Key Packages for Data Visualization

  • ggplot2

    • The most important package for creating plots in R.
    • Lets you build a wide variety of charts (scatterplots, bar charts, histograms, etc.) with a consistent and flexible syntax.
    • Based on the "Grammar of Graphics"—you map your data to visual elements and ggplot2 handles the details.
    • Highly customizable for publication-quality graphics.
    • Essential for any data science or analytics work in R.
  • kableExtra

    • While plots are important, tables are also a great way to present information.
    • kableExtra builds on top of the knitr::kable() function to let you create beautiful, complex tables.
    • Offers a ggplot2-inspired syntax for customizing tables, adding color, borders, footnotes, and more.
  • ggrepel

    • An extension for ggplot2 that helps prevent text labels from overlapping in your plots.
    • Makes your charts easier to read by automatically adjusting label positions.
  • cowplot

    • Helps you polish and arrange your ggplot2 plots for publication.
    • Provides themes, alignment tools, and functions to combine multiple plots or add annotations.
  • patchwork

    • Another package for combining multiple ggplot2 plots into a single figure.
    • Makes it easy to arrange plots side-by-side or in grids, perfect for comparisons.
  • gganimate

    • Allows you to add animation to your ggplot2 plots.
    • Useful for showing changes over time or creating engaging, dynamic visualizations.
    • Extends the grammar of graphics to include animation, making it easy to animate transitions and data changes.

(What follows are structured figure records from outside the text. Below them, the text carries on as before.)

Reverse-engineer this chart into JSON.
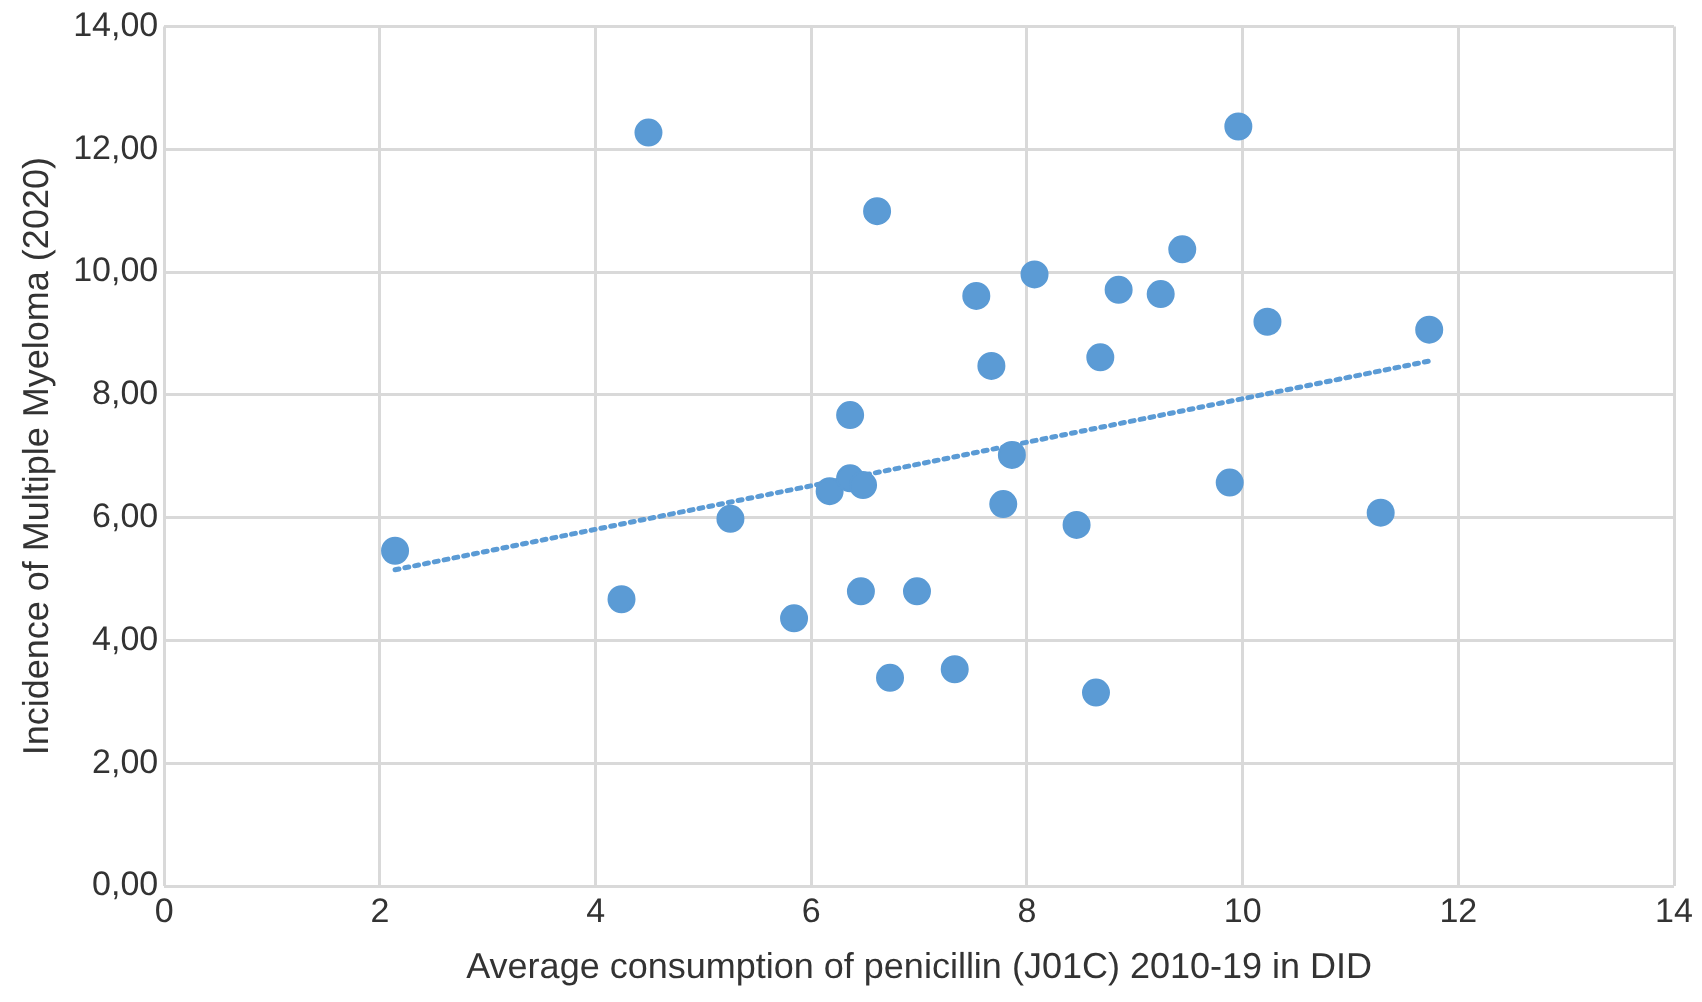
{
  "chart_data": {
    "type": "scatter",
    "xlabel": "Average consumption of penicillin (J01C) 2010-19 in DID",
    "ylabel": "Incidence of Multiple Myeloma (2020)",
    "xlim": [
      0,
      14
    ],
    "xticks": [
      0,
      2,
      4,
      6,
      8,
      10,
      12,
      14
    ],
    "ylim": [
      0,
      14
    ],
    "yticks": [
      {
        "value": 0,
        "label": "0,00"
      },
      {
        "value": 2,
        "label": "2,00"
      },
      {
        "value": 4,
        "label": "4,00"
      },
      {
        "value": 6,
        "label": "6,00"
      },
      {
        "value": 8,
        "label": "8,00"
      },
      {
        "value": 10,
        "label": "10,00"
      },
      {
        "value": 12,
        "label": "12,00"
      },
      {
        "value": 14,
        "label": "14,00"
      }
    ],
    "grid": true,
    "legend": false,
    "marker": "circle",
    "series": [
      {
        "color": "#5b9bd5",
        "x": [
          2.14,
          4.24,
          4.49,
          5.25,
          5.84,
          6.17,
          6.36,
          6.36,
          6.48,
          6.46,
          6.61,
          6.73,
          6.98,
          7.33,
          7.53,
          7.67,
          7.78,
          7.86,
          8.07,
          8.46,
          8.64,
          8.68,
          8.85,
          9.24,
          9.44,
          9.88,
          9.96,
          10.23,
          11.28,
          11.73
        ],
        "values": [
          5.46,
          4.67,
          12.27,
          5.98,
          4.36,
          6.43,
          7.67,
          6.64,
          6.53,
          4.8,
          10.99,
          3.39,
          4.8,
          3.53,
          9.61,
          8.47,
          6.22,
          7.02,
          9.96,
          5.88,
          3.15,
          8.61,
          9.71,
          9.64,
          10.37,
          6.57,
          12.37,
          9.19,
          6.08,
          9.06
        ]
      },
      {
        "type": "line",
        "color": "#5b9bd5",
        "line_style": "dotted",
        "marker": "none",
        "x": [
          2.14,
          11.73
        ],
        "values": [
          5.15,
          8.55
        ]
      }
    ]
  }
}
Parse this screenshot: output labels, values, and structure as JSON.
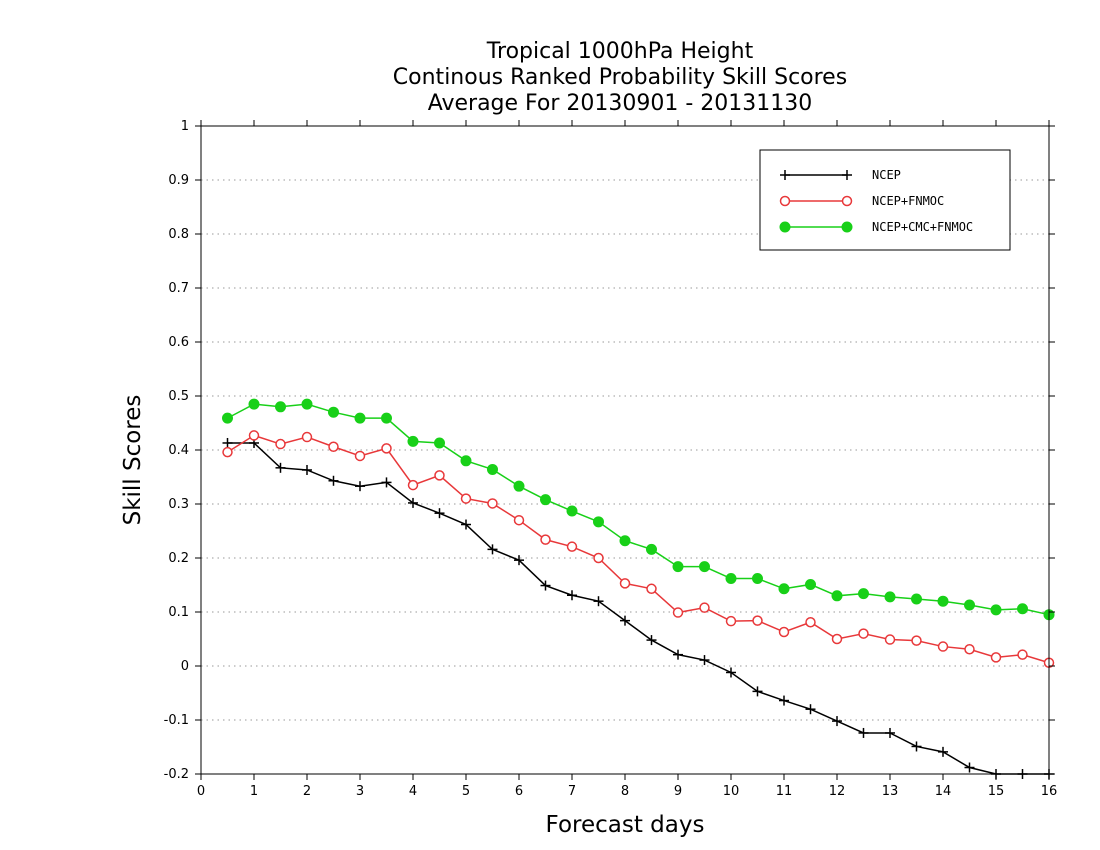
{
  "chart_data": {
    "type": "line",
    "title_lines": [
      "Tropical 1000hPa Height",
      "Continous Ranked Probability Skill Scores",
      "Average For 20130901 - 20131130"
    ],
    "xlabel": "Forecast days",
    "ylabel": "Skill Scores",
    "xlim": [
      0,
      16
    ],
    "ylim": [
      -0.2,
      1
    ],
    "x_ticks": [
      0,
      1,
      2,
      3,
      4,
      5,
      6,
      7,
      8,
      9,
      10,
      11,
      12,
      13,
      14,
      15,
      16
    ],
    "x_tick_labels": [
      "0",
      "1",
      "2",
      "3",
      "4",
      "5",
      "6",
      "7",
      "8",
      "9",
      "10",
      "11",
      "12",
      "13",
      "14",
      "15",
      "16"
    ],
    "y_ticks": [
      -0.2,
      -0.1,
      0,
      0.1,
      0.2,
      0.3,
      0.4,
      0.5,
      0.6,
      0.7,
      0.8,
      0.9,
      1
    ],
    "y_tick_labels": [
      "-0.2",
      "-0.1",
      "0",
      "0.1",
      "0.2",
      "0.3",
      "0.4",
      "0.5",
      "0.6",
      "0.7",
      "0.8",
      "0.9",
      "1"
    ],
    "grid": "horizontal-dotted",
    "legend_position": "top-right",
    "x": [
      0.5,
      1,
      1.5,
      2,
      2.5,
      3,
      3.5,
      4,
      4.5,
      5,
      5.5,
      6,
      6.5,
      7,
      7.5,
      8,
      8.5,
      9,
      9.5,
      10,
      10.5,
      11,
      11.5,
      12,
      12.5,
      13,
      13.5,
      14,
      14.5,
      15,
      15.5,
      16
    ],
    "series": [
      {
        "name": "NCEP",
        "color": "#000000",
        "marker": "plus",
        "values": [
          0.413,
          0.413,
          0.367,
          0.363,
          0.343,
          0.333,
          0.34,
          0.302,
          0.283,
          0.262,
          0.216,
          0.196,
          0.149,
          0.131,
          0.12,
          0.084,
          0.048,
          0.021,
          0.011,
          -0.012,
          -0.047,
          -0.064,
          -0.08,
          -0.102,
          -0.124,
          -0.124,
          -0.149,
          -0.159,
          -0.188,
          -0.2,
          -0.2,
          -0.2
        ]
      },
      {
        "name": "NCEP+FNMOC",
        "color": "#e8383a",
        "marker": "open-circle",
        "values": [
          0.396,
          0.427,
          0.411,
          0.424,
          0.406,
          0.389,
          0.403,
          0.335,
          0.353,
          0.31,
          0.301,
          0.27,
          0.234,
          0.221,
          0.2,
          0.153,
          0.143,
          0.099,
          0.108,
          0.083,
          0.084,
          0.063,
          0.081,
          0.05,
          0.06,
          0.049,
          0.047,
          0.036,
          0.031,
          0.016,
          0.021,
          0.006
        ]
      },
      {
        "name": "NCEP+CMC+FNMOC",
        "color": "#18d018",
        "marker": "filled-circle",
        "values": [
          0.459,
          0.485,
          0.48,
          0.485,
          0.47,
          0.459,
          0.459,
          0.416,
          0.413,
          0.38,
          0.364,
          0.333,
          0.308,
          0.287,
          0.267,
          0.232,
          0.216,
          0.184,
          0.184,
          0.162,
          0.162,
          0.143,
          0.151,
          0.13,
          0.134,
          0.128,
          0.124,
          0.12,
          0.113,
          0.104,
          0.106,
          0.095
        ]
      }
    ]
  }
}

5. Data Modeling: An Introduction for Beginners

  • After reading, tidying, and exploring your data, the next step is data modeling—using your data to answer questions or make predictions.
  • Data modeling includes both predictive modeling (like machine learning) and inferential statistics (like hypothesis testing).
  • R provides several tidy and user-friendly packages for modeling, making the process more consistent and approachable.

Key Packages and Ecosystems for Data Modeling

  • tidymodels ecosystem

    • A collection of packages for building, evaluating, and tuning predictive models and machine learning workflows.
    • Handles data splitting, preprocessing, model fitting, and performance assessment in a unified way.
    • Lets you use a wide range of algorithms from different R packages with a consistent, tidy syntax.
  • broom

    • Converts statistical model outputs (like those from lm(), glm(), etc.) into tidy data frames.
    • Makes it easy to extract and work with model results for reporting and visualization.
  • infer

    • Provides a tidy, consistent grammar for statistical inference (e.g., t-tests, permutation tests).
    • Standardizes syntax for different statistical tests, making inferential analysis easier to learn and apply.
  • tidyverts (tsibble, feasts, fable)

    • A suite of packages for tidy time series analysis and forecasting.
    • tsibble: A time-series version of a tibble, designed for organizing and wrangling temporal data.
    • feasts: Tools for analyzing and extracting features from time series data.
    • fable: Provides a range of forecasting models and tools for evaluating and visualizing forecasts, all within a tidy workflow.

Workflow Flow:

  1. Prepare your data (tidy, clean, and explore).
  2. Choose the right modeling approach (predictive, inferential, or time series).
  3. Use tidymodels for machine learning and predictive modeling.
  4. Use broom and infer for tidy statistical inference and hypothesis testing.
  5. Use tidyverts packages for time series analysis and forecasting.
  6. Interpret and communicate your results using tidy outputs and visualizations.